Transportation package needs new I-5 crossing included

Bob Schaefer

Let’s be brutally honest about these alternative I-5 bridge concepts being floated by some of our local legislators. There is no reasonable plan that hasn’t likely already been examined and discarded. Even if we found one we preferred, it would take an unacceptably long period to get approved and implemented. Any major change to the approved, proposed CRC structure will require the same lengthy permitting process that has taken place over the past 12 years; more time, new money.

Who will feel the impact of delay or if nothing is done? Most likely, you will. I-5 is the only north-south interstate highway west of the Cascade Mountains. It carries freight between the Mexican and Canadian borders with intermediate commercial hubs in Los Angeles, San Francisco, Portland and Seattle. Closer to home, some 60,000 people travel from Clark County to work in Oregon each day, another 12,000 people come from Oregon to Clark County each day for work.

Meanwhile, average weekday crossings of our Columbia River bridges (Glenn Jackson-205 and the I-5 Bridge) are at the highest levels since the figures used in the CRC planning were recorded, according to the Regional Transportation Council (284,327 in 2014 vs. 278,530 in 2005) and they are growing. The more than 300 accidents a year along the bridge corridor are extremely difficult for emergency vehicles to reach.

We once had a federal mass transit bridge package of $850 million, and an approval by Oregon state of another $450 million. So where was Washington state when it came time to approve its share of the funding? Washington’s Senate would not even bring up for a vote that which had been agreed to in the final permitting process. Some of our local legislators led the sabotage effort.

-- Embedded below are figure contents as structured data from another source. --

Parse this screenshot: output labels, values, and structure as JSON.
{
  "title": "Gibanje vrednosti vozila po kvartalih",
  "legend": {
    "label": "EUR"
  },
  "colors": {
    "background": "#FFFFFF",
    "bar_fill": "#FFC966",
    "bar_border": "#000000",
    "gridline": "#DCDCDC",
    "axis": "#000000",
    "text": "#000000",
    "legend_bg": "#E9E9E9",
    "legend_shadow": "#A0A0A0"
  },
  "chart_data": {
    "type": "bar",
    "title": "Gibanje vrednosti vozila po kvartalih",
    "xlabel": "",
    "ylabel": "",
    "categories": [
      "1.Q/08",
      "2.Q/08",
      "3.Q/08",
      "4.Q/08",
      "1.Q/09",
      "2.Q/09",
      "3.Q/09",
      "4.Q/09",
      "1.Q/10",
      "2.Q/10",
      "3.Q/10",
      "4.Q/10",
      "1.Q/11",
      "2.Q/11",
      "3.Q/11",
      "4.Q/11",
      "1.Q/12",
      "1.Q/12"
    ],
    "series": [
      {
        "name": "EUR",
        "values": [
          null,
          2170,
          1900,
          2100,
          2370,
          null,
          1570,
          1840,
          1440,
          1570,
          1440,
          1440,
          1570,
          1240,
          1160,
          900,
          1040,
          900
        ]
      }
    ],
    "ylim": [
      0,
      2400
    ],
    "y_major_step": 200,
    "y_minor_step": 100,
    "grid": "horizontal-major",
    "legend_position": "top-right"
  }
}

We can’t expect the federal government nor the state of Oregon to do anything until Washington state proves to them that they are willing to stand behind and support something that has gone through the process and been approved by all parties. It seems other than Senator Cleveland, Rep. Moeller and a few other political and business leaders, everyone else has given up on having a new I-5 Bridge in the foreseeable future. They apparently want to start the process all over again because that is exactly what is being proposed with these alternatives.

The negative economic impact of not moving ahead with our existing location will be enormous. We are letting a few no-growth political and business leaders who don’t want our community to be part of the metro area, dictate to the majority. They have no idea how doing nothing now or proposing a different location and structure at this late date will impact those who rely on our transportation system. They don’t want to see it changed to be more of the metro area which has and will continue to be the backbone of our economy.

Senator Cleveland has proposed an amendment that would restart the existing proposal with appropriate process and safeguards. The amendment would direct the Washington State Transportation Commission to initiate a collaborative process to reach agreement on the replacement of the I-5 Bridge. It would establish a committee that would include local and state government officials representing districts whose residents regularly use the bridge in both Oregon and Washington, and include other appropriate stakeholders. This amendment could be attached to a transportation bill this session.

We all understand that we either move forward with the infrastructure that is needed to sustain our growth and economy or we let the community move in the opposite direction, because it is not going to stay as it is.

Which way do you want to go?

Robert Schaefer is a former speaker of the Washington Legislature and practicing local attorney.